We're rehearsing for Saturday night's Selichot play, "The Gates Are Closing" by poet Merle Feld. Ten congregants (well: nine congregants plus me) will be playing the ten roles. The play takes place in a synagogue over the course of Yom Kippur. There is a rabbi in the play, though I'm not playing that role; I'm playing the fifty-something middle-aged hazzan (cantor.) There is some occasional laughter as we accustom ourselves to embodying people who we are not.

There are parts of this play which give me shivers, even on our first read-through.
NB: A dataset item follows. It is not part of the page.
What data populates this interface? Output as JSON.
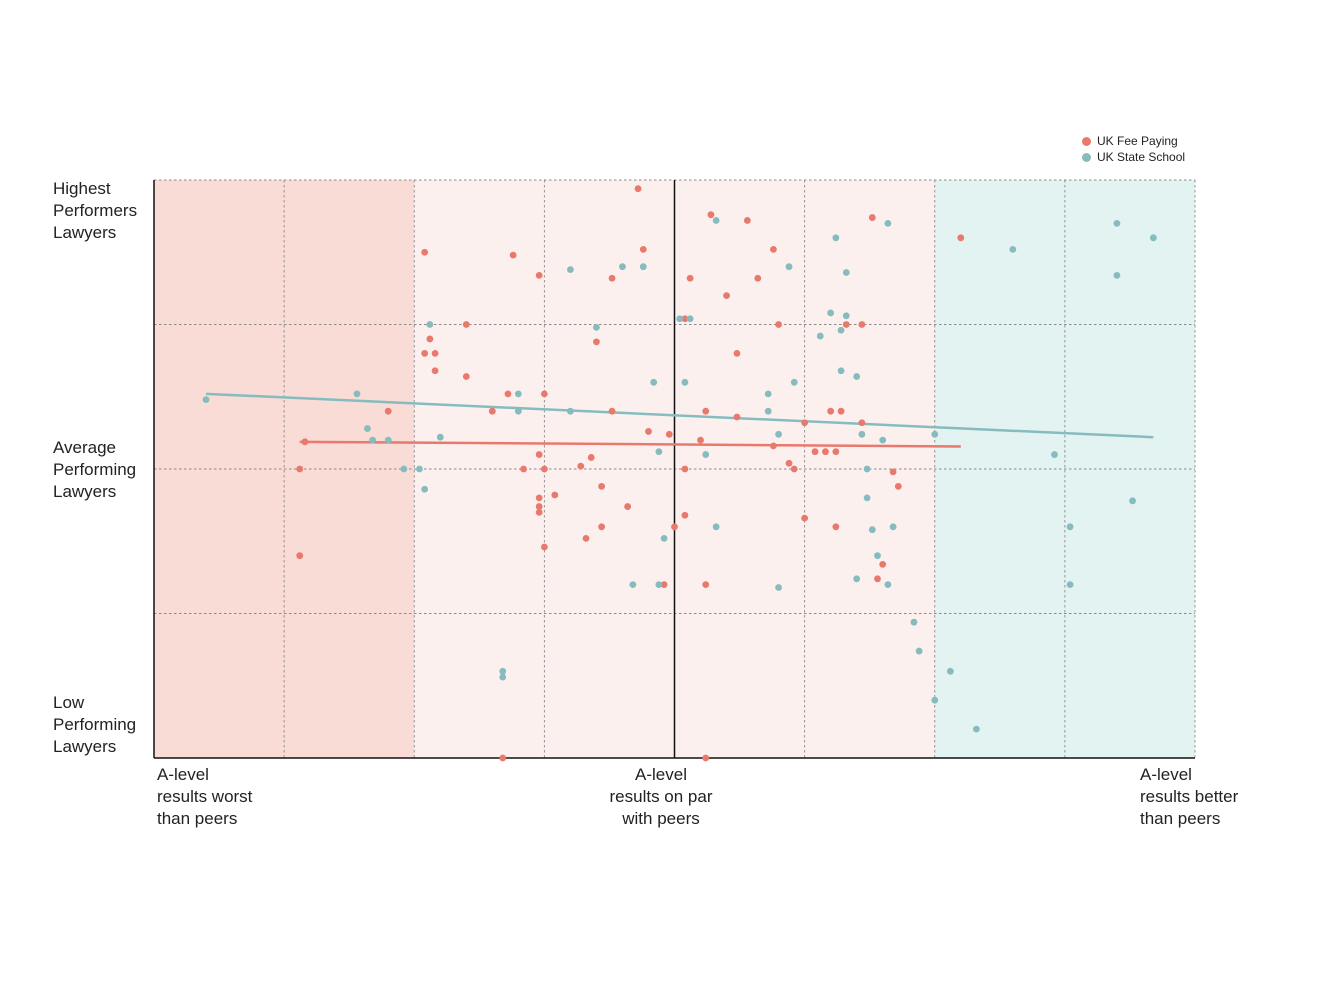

There are other parts which had seemed a bit overblown when I read them on the page, but when I hear them given voice -- especially in a synagogue sanctuary, the very kind of "stage" where the play is set -- they reach me in a different way.

I wonder what this experience is like for the other cast members. The play interweaves the personal stories of these ten people with fragments of the traditional liturgy for Yom Kippur. There are bits of the vidui (confessional prayer) and bits of Avinu Malkeinu ("Our Father, Our King.") Just singing the short snatches of prayer required for the play is opening an emotional floodgate in me.

Both of the day's traditional Torah readings are woven in to the script -- though our shul follows Reform practice; we don't read either of those Torah passages on Yom Kippur, preferring alternative readings instead. By the same token, the script features interplay between the characters' stories and the Martyrology, and I don't think we've touched the Martyrology in a decade. I wonder whether those who come to the play will notice either of those things.

Yom Kippur is sometimes called a rehearsal for the day of our death. We wear white, like our burial shrouds. We eschew food and drink, as though our bodies didn't need them. We make teshuvah, we turn toward God and take stock of our actions, as though we were on death's door. Yom Kippur teaches us that there is no time like the present to connect with our loved ones. As Rabbi Shefa Gold has written, "On Yom Kippur, Death becomes our rebbe."

But now we are rehearsing for that cosmic rehearsal. Some congregations present this play on Yom Kippur, before Ne'ilah, before the final service of the day. I'll bet that's intense. But I love that we're presenting this play at Selichot, at the beginning of our High Holiday season. Whatever magic it works in us will have time to percolate and deepen before we reach Yom Kippur, before that wondrous day unfolds, before the gates of the season begin to swing shut.